La scienza non è un processo democratico. Non procede secondo la regola della maggioranza e non accetta nozioni che siano già state smentite sperimentalmente.
Il design intelligente fa affermazioni che non possono essere verificate mediante esperimenti. Le affermazioni che possono essere verificate, ad esempio sulla coagulazione del sangue o sulla presunta irriducibile complessità dei vari componenti delle cellule, sembrano finora aver fallito tali test. Quindi il design intelligente non appartiene a una lezione di scienze. Fine della storia.
Tuttavia, recentemente il consiglio scolastico statale dell’Ohio ha ritenuto necessario organizzare un’audizione sul tema evoluzione vs. progettazione intelligente in formato dibattito, con due sostenitori dell’evoluzione che si confrontassero con due sostenitori del design intelligente a Columbus.
Si potrebbe pensare che farei meglio a non accettare di partecipare a un simile dibattito. Ma l’ho fatto, perché sentivo che l’istruzione degli scolari dell’Ohio era così importante. Tuttavia, ho cercato di imparare dai miei errori precedenti. Il semplice fatto di avere un dibattito suggerisce inevitabilmente che ciascuna parte ha una certa credibilità. Di conseguenza, gli oppositori del metodo scientifico, come i creazionisti, fanno di tutto per apparire nei dibattiti con gli scienziati. Il semplice fatto di essere sullo stesso palco rappresenta una vittoria!
Mi sono assicurato di enfatizzare questa ingiustizia intrinseca nelle mie osservazioni di apertura a Columbus, e ciò ha influenzato gran parte della discussione successiva, così come la successiva cronaca dell’evento. Non so se fosse sufficiente per permettere agli ascoltatori di concentrarsi sulla questione se ci fosse davvero qualcosa su cui valesse la pena discutere. Ma almeno consentiva questa possibilità.

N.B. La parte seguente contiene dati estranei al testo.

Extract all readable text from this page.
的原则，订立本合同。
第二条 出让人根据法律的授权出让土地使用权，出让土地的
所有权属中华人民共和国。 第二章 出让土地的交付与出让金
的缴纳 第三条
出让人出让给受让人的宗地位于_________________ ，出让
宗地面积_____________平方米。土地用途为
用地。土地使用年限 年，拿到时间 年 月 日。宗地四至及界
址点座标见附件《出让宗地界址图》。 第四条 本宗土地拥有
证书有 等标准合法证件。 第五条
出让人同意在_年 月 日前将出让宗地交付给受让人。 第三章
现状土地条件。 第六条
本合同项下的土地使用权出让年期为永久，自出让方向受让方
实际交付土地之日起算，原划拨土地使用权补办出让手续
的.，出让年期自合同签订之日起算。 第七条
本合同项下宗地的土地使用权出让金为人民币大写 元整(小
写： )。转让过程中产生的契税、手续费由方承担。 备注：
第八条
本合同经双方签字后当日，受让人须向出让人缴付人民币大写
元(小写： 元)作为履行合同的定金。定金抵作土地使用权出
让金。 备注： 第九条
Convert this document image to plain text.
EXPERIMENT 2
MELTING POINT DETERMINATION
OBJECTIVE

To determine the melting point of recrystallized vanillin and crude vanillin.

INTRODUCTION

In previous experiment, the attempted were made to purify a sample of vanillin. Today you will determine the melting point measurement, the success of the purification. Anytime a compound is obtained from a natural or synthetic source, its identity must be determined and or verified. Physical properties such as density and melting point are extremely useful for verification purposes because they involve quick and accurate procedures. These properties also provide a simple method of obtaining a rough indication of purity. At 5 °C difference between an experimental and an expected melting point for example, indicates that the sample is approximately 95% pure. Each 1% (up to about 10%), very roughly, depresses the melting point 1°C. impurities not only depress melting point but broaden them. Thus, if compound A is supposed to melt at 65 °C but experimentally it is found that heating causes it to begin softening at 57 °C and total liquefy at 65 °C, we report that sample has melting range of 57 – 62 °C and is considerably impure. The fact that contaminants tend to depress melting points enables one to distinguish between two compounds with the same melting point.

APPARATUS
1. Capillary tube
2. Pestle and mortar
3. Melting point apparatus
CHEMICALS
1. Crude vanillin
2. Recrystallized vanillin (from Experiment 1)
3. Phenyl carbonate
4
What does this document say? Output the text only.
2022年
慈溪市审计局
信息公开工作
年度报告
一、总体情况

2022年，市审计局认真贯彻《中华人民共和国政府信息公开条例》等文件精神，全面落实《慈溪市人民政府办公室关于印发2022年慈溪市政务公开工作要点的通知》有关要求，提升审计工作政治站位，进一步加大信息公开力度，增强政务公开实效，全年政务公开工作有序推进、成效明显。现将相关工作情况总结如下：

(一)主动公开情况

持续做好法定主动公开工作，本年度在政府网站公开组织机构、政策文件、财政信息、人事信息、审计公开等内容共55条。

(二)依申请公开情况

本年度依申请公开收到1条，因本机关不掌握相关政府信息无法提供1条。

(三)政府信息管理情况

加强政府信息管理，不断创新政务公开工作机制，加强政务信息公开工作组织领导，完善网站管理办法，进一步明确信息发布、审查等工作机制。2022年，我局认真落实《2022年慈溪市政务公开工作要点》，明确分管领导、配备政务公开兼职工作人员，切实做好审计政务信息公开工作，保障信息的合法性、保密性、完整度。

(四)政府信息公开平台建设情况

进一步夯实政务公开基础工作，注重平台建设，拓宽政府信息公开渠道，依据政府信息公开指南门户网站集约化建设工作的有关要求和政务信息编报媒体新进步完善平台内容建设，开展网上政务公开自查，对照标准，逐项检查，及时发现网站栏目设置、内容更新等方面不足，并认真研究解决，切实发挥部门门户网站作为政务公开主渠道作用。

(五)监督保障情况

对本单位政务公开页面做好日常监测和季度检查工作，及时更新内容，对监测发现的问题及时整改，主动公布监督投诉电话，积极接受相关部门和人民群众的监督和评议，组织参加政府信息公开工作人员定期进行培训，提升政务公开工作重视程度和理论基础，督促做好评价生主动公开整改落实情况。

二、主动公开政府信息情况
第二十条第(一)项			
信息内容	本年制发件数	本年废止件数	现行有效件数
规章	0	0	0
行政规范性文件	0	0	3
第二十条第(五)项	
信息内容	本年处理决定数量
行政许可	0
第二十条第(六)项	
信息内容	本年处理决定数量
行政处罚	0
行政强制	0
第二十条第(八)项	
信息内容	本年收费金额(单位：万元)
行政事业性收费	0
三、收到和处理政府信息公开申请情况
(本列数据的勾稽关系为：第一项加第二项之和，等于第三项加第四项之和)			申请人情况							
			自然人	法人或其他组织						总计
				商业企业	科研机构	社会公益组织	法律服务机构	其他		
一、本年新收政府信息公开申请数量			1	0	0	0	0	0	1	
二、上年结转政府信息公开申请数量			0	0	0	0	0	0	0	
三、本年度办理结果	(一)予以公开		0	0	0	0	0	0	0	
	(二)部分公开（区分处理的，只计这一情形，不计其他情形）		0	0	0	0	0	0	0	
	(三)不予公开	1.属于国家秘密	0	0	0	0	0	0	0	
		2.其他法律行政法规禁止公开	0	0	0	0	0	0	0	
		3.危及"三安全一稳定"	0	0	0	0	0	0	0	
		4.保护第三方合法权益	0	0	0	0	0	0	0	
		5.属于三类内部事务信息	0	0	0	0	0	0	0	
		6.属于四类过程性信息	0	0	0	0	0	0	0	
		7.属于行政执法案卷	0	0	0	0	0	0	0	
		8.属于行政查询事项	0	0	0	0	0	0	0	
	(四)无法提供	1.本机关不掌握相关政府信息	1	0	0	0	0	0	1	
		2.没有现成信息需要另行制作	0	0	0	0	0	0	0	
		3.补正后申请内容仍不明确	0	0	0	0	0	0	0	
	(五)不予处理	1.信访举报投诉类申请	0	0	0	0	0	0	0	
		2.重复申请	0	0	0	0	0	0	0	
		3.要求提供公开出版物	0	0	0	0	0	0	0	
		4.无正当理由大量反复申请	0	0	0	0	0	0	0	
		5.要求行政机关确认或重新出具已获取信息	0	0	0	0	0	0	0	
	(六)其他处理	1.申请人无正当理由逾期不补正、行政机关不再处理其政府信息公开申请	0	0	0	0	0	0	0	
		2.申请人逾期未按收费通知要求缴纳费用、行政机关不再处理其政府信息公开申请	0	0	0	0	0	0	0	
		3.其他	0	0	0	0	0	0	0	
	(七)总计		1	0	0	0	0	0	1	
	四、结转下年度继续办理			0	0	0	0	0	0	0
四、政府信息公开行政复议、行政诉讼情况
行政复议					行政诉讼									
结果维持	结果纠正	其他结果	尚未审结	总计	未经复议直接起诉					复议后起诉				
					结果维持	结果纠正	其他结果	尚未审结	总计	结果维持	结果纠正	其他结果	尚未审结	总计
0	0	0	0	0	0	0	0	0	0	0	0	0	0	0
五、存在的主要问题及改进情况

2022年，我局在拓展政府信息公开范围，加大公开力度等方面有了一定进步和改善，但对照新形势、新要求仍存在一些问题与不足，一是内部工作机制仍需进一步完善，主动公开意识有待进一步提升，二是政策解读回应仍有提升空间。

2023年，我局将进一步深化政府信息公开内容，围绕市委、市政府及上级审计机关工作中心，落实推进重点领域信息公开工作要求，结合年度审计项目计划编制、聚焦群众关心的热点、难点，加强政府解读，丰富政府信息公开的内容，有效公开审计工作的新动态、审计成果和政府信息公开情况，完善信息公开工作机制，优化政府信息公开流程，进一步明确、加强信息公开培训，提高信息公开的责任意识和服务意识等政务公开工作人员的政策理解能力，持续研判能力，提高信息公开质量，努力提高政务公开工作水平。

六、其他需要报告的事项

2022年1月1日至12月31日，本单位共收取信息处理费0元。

Nel frattempo, per quegli scienziati che si trovano coinvolti in tali dibattiti pubblici, ho trovato almeno uno strumento utile. Quando discuti di esperti UFO, chiedi loro se credono nel “Creazionismo della Terra Giovane”. Quando discutete con i giovani creazionisti della Terra, chiedete loro se credono negli UFO alieni. Quando dicono di no, chiedi perché. Le loro risposte metteranno inevitabilmente in luce la debolezza delle loro stesse posizioni.
Naturalmente, come mi è successo una volta, potresti ritrovarti a discutere con un creazionista che crede negli UFO. Ma non puoi vincerli tutti. La mia speranza è che tu possa vincere almeno qualche volta.